Of the 17 Select Group One referees who have been assigned Premier League matches this season, seven have experienced fewer than 100 top-flight games, and Walton said they must be given the opportunity to get better in much the same way as players are.

"You don't just go into Waitrose and pick a can of ready-made referee from the shelf and plop them into the Premier League," he added. "We had a really good crop of very experienced referees not so long ago.

"What we have now is a mixture of very young, inexperienced referees and some older referees, and it's because of that we're seeing some mistakes happening. Those mistakes would happen anywhere in the world, but because of the freshness of our referees at the moment, we're probably seeing a few more than we are probably used to.

""We've got referees who lack a little bit of experience at the top level. We need to see that through. How do you get experience?

"You get it by exposing people to the Premier League, and that's what the PGMOL are doing at the moment. Why do clubs invest so much in academies, in youth football?

"In the last few years the PGMOL have been investing in younger people, in Football League referees, along with the FA at grassroots levels, and it takes time for these people to come through. We're starting to see the green shoots."

Hackett also claimed the Premier League had made a "huge mistake" by not introducing Video Assistant Referee [VAR] technology in time for this season. The system has instead been trialled extensively ahead of its implementation from the 2018-19 campaign.

"What the Premier League have done, I think correctly, is to ensure that before they introduce it, the officials, the referees, the operators know exactly what to do with it, what the tolerance levels are, so there is consistency in the new technology that's being introduced," Walton said. "Throughout the world there have been inconsistencies in its use.

"The Premier League have been clever to take a hit today for a reward tomorrow, and what I hope we'll see is that the work being done behind the scenes this year will bear fruit for next year. If you layer that on top of the new referees we're seeing in the Premier League, VAR can only be good, because if a referee makes a mistake, VAR will, in nine out of 10 occasions, correct that fault.

"The decision will be corrected and the referee will learn from it. No referee wants to be corrected by VAR; every referee wants to get every decision correct first time. But because we have technology and it can help get the correct decision at the end of the day, then so be it."

Walton, who has been general manager of the Professional Referee Organisation for the football leagues in United States and Canada since 2012, also thinks better communication will help improve the atmosphere around referees.
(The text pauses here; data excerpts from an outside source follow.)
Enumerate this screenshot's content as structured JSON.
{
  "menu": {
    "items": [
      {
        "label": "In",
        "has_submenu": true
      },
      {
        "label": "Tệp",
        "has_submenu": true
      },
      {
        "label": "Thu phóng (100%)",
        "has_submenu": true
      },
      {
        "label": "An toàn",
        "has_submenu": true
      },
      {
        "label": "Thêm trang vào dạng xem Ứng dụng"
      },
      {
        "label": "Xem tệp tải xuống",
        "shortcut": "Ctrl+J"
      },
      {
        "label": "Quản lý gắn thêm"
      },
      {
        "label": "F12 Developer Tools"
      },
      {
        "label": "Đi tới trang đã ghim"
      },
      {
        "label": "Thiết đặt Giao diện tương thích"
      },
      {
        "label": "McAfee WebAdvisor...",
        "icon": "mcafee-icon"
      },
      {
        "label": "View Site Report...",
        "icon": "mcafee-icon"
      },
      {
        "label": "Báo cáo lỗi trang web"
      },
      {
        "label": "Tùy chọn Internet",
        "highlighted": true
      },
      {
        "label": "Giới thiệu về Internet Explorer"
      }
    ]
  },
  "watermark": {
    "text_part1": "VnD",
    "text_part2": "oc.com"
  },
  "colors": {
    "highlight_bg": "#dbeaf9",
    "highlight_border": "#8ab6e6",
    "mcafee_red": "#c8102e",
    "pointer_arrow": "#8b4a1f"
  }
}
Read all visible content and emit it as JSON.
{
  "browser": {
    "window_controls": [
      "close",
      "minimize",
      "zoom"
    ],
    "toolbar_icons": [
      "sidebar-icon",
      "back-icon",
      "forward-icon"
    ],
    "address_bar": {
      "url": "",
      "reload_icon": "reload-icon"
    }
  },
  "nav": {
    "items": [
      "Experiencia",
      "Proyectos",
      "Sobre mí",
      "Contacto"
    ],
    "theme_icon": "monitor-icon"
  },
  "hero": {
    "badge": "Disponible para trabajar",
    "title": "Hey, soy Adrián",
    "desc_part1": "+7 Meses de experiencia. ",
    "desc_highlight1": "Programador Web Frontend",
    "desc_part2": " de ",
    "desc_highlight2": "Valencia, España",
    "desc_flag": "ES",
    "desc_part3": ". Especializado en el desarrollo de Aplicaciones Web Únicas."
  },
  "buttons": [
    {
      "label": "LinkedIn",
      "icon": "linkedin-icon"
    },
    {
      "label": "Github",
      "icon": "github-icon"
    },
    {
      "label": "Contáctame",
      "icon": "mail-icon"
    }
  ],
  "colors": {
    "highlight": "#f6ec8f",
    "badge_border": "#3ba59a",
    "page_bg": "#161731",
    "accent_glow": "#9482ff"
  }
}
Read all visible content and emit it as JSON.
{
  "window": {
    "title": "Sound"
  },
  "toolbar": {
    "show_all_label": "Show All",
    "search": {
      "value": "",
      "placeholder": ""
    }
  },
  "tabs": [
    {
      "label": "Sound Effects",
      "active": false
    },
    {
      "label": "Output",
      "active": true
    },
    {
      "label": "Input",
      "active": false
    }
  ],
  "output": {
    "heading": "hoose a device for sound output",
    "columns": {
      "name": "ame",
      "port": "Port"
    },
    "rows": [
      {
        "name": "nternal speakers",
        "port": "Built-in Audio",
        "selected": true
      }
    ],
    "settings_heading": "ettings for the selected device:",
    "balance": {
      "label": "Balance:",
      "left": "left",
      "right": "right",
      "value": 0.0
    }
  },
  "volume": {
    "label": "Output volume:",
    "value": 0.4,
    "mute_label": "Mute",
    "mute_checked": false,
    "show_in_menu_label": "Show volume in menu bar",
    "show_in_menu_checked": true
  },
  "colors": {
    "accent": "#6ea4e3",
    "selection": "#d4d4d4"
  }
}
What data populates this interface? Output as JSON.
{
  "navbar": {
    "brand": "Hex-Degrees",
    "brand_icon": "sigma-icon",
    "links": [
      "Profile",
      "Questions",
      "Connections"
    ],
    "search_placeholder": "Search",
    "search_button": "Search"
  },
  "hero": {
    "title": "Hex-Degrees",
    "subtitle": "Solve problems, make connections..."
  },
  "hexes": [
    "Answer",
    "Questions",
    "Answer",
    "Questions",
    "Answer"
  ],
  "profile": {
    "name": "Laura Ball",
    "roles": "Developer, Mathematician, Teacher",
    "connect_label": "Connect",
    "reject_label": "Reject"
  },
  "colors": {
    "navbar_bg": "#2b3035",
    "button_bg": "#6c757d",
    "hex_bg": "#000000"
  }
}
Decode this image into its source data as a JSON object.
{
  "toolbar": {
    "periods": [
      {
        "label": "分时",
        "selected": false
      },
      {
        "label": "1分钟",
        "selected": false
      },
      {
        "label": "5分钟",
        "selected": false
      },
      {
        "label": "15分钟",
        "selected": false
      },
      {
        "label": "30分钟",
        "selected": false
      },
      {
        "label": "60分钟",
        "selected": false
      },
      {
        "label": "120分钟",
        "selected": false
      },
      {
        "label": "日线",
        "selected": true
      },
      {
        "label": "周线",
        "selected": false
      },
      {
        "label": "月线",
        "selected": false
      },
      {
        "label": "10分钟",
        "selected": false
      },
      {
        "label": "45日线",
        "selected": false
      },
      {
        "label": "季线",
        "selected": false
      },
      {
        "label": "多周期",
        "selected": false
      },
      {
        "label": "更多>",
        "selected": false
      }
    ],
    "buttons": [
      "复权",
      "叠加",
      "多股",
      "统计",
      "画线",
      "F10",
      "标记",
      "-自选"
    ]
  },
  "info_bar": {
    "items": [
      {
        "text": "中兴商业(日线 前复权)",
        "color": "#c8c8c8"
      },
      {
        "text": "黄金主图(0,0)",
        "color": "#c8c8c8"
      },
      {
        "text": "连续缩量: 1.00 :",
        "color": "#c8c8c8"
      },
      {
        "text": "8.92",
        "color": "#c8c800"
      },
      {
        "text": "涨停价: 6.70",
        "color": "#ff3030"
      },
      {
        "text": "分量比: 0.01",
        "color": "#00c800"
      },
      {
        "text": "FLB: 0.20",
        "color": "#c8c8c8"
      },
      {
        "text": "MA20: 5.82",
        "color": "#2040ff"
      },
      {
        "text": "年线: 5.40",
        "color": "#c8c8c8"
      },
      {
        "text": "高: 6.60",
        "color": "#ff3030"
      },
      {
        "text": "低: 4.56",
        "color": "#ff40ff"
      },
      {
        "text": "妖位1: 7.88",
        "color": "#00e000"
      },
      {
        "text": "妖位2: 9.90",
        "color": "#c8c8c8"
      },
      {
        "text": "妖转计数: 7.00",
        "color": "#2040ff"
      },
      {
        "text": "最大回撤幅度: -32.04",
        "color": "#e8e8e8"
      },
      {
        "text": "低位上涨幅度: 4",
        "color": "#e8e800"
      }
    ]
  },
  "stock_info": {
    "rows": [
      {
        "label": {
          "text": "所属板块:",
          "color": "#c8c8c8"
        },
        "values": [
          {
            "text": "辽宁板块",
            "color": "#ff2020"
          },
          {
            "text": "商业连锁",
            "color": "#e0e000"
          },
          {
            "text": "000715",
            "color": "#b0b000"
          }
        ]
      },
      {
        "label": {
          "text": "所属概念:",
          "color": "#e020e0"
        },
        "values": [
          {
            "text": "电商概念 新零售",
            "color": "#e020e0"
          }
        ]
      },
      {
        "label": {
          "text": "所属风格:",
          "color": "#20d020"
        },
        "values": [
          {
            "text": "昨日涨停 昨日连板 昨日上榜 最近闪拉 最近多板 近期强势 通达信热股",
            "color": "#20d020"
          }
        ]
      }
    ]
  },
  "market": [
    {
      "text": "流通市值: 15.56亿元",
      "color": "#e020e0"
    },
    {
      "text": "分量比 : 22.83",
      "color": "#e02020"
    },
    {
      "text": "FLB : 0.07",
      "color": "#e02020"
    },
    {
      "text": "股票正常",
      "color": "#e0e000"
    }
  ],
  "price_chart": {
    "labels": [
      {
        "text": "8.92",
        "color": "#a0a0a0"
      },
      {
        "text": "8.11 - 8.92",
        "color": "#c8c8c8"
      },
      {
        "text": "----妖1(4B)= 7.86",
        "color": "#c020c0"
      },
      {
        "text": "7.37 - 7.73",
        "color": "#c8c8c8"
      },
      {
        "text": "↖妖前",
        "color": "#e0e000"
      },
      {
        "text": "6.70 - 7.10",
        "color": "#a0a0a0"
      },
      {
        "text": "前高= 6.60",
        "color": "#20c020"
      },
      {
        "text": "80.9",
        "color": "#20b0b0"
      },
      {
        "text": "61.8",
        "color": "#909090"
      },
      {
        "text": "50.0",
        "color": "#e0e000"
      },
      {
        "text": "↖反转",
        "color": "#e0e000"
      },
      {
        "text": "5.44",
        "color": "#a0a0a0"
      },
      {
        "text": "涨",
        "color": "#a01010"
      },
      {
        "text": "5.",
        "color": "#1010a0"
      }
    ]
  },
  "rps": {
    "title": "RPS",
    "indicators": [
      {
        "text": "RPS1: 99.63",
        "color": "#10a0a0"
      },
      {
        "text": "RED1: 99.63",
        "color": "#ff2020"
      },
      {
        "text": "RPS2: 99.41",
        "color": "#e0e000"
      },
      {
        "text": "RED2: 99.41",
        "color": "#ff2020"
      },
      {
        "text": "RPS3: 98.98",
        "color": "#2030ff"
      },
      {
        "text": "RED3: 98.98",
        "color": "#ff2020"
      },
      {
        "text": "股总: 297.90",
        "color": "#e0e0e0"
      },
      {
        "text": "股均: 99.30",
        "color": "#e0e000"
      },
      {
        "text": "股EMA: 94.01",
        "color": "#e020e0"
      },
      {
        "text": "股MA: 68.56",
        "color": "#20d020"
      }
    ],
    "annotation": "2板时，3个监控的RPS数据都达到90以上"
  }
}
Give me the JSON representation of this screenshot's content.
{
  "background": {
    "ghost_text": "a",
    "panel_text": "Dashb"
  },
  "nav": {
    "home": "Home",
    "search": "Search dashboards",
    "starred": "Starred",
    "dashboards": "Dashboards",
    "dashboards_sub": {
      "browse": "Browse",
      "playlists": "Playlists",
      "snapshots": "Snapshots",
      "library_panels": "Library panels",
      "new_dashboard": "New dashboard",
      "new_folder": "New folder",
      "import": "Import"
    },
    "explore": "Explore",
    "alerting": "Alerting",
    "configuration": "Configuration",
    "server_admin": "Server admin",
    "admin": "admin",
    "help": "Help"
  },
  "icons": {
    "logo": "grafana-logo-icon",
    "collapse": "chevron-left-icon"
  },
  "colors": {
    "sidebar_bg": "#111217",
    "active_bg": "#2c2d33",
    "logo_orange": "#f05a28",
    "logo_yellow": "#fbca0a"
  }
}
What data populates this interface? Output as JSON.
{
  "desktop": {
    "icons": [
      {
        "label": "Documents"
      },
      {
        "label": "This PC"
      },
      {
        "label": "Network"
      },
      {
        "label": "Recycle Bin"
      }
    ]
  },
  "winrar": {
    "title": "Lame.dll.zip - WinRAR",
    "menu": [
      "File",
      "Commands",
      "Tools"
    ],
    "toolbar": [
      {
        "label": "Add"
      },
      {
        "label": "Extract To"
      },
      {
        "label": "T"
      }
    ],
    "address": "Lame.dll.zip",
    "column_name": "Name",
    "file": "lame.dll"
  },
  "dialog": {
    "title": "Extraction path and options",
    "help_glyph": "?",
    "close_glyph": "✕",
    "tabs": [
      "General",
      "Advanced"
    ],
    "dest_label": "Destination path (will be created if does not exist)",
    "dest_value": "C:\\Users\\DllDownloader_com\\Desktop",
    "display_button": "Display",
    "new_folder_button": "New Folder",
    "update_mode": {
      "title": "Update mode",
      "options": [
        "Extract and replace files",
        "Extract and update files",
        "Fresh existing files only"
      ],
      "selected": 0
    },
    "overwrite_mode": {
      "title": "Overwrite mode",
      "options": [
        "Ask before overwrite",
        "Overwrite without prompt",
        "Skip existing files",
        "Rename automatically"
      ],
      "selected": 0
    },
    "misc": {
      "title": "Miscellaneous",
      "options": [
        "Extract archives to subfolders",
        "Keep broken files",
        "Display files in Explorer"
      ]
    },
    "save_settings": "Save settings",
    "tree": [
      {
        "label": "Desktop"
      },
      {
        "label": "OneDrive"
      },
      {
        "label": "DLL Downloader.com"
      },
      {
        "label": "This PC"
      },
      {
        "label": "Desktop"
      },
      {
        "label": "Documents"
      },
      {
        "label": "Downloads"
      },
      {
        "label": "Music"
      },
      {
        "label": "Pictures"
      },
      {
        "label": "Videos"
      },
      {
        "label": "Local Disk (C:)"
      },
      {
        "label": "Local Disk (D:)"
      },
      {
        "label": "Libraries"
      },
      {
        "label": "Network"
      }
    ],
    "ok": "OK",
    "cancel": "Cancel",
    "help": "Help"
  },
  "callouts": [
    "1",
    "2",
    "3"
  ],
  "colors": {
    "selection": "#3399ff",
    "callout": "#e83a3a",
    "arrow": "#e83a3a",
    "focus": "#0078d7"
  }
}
"What we're seeing now is referees talking to clubs and players outside the cauldron of match day," he said. "I think that's really important to cultivate a relationship between the playing side and the officiating side, so that when Saturday comes they don't just see this guy turn up with his black kit on to spoil the game.

"We found that in America, where if we cultivate that type of relationship, there's more tolerance shown to a person you know than a person you don't. Over a period of time that's put us in good stead.

"The more clubs and officials work together to understand the game from each other's perspectives, to understand the frustrations and pressures they're under, it's better for the game."